Nelle pazienti con carcinoma ovarico la sottopopolazione di cellule NK PD-1+ esprime anche NKG2A, un altro checkpoint inibitorio inizialmente identificato sulle cellule NK dal gruppo di ricerca fondato da Alessandro Moretta, già direttore dello stesso Laboratorio di immunologia molecolare. Tale popolazione si è rivelata straordinariamente abbondante nel microambiente tumorale e in particolare nelle metastasi delle pazienti, risultando invece virtualmente assente nei soggetti sani.

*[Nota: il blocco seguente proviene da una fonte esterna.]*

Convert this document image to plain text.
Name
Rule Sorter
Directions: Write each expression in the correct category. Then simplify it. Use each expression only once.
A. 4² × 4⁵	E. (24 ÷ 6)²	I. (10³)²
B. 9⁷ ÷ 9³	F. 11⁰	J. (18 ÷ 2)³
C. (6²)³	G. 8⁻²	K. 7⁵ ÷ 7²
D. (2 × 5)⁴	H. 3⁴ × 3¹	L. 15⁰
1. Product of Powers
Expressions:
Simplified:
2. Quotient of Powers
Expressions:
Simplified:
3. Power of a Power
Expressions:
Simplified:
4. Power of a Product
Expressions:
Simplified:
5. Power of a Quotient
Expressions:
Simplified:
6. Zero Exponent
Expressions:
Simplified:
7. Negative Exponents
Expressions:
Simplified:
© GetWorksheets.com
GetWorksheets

Queste cellule hanno un aspetto e un comportamento profondamente alterato e di conseguenza non sono in grado di uccidere efficacemente le cellule tumorali. La loro quantità risulta significativamente aumentata nelle pazienti con forme più avanzate di malattia, mostrando una chiara correlazione tra la loro concentrazione e la gravità clinica del tumore. Si tratta quindi di nuovi possibili bersagli terapeutici, nonché di promettenti biomarcatori prognostici, in grado di fornire indicazioni preziose sul decorso della patologia e sulla potenziale risposta alle terapie.
Lo studio è stato condotto dal gruppo di ricercatrici e ricercatori del Laboratorio di immunologia molecolare – Dipartimento di medicina sperimentale – Dimes dell’Università di Genova, in collaborazione con diversi ricercatori di prestigio internazionale, e inoltre con il contributo scientifico di Silvia Pesce, docente UniGe di istologia ed embriologia umana, e Marco Greppi, docente a contratto presso lo stesso Dipartimento di medicina sperimentale – Dimes e vincitore di una borsa di ricerca post-dottorato della Fondazione Umberto Veronesi.
I ricercatori hanno inoltre effettuato un’approfondita analisi integrata, con tecniche di citometria a flusso multiparametrica, RNA-sequencing, immunoistochimica multiplex e saggi funzionali. Hanno così identificato specifiche nicchie di immunosoppressione nel tessuto tumorale. In tali nicchie coesistono cellule NK infiltranti, che esprimono simultaneamente i checkpoint PD-1 e NKG2A, e cellule tumorali sulla cui superficie si trovano le molecole PD-L1 e HLA-E. Queste ultime sono in grado di legarsi in maniera specifica ai due checkpoint. Ciò suggerisce l’esistenza di un raffinato meccanismo con cui il tumore riesce a sfuggire al sistema immunitario. Tale meccanismo è spazialmente organizzato e permette alle cellule tumorali di inattivare selettivamente l’attività delle cellule NK che sono riuscite a penetrare nel tessuto tumorale. Il cancro limita così l’efficacia delle risposte immunitarie innate.
Di particolare rilievo è il fatto che lo stato disfunzionale delle cellule NK è reversibile grazie all’impiego combinato di inibitori dei checkpoint immunitari, in particolare PD-1 e NKG2A.
I risultati ottenuti aprono la strada a strategie terapeutiche innovative, in grado di riattivare l’attività citotossica delle cellule NK anche nei contesti tumorali più avanzati. Si tratta di una base solida per lo sviluppo di nuove immunoterapie mirate alle cellule NK e pensate per agire in sinergia con gli approcci basati sulle cellule T attualmente in uso. La prospettiva terapeutica è particolarmente promettente per i tumori solidi resistenti, come l’HGSC, in cui l’elusione delle difese immunitarie è ancora oggi una delle sfide cliniche più rilevanti.
I dati raccolti segnano un progresso significativo nella comprensione dei meccanismi di immunosoppressione nei tumori ovarici e nella definizione di nuove strategie per contrastare efficacemente la progressione di questa malattia.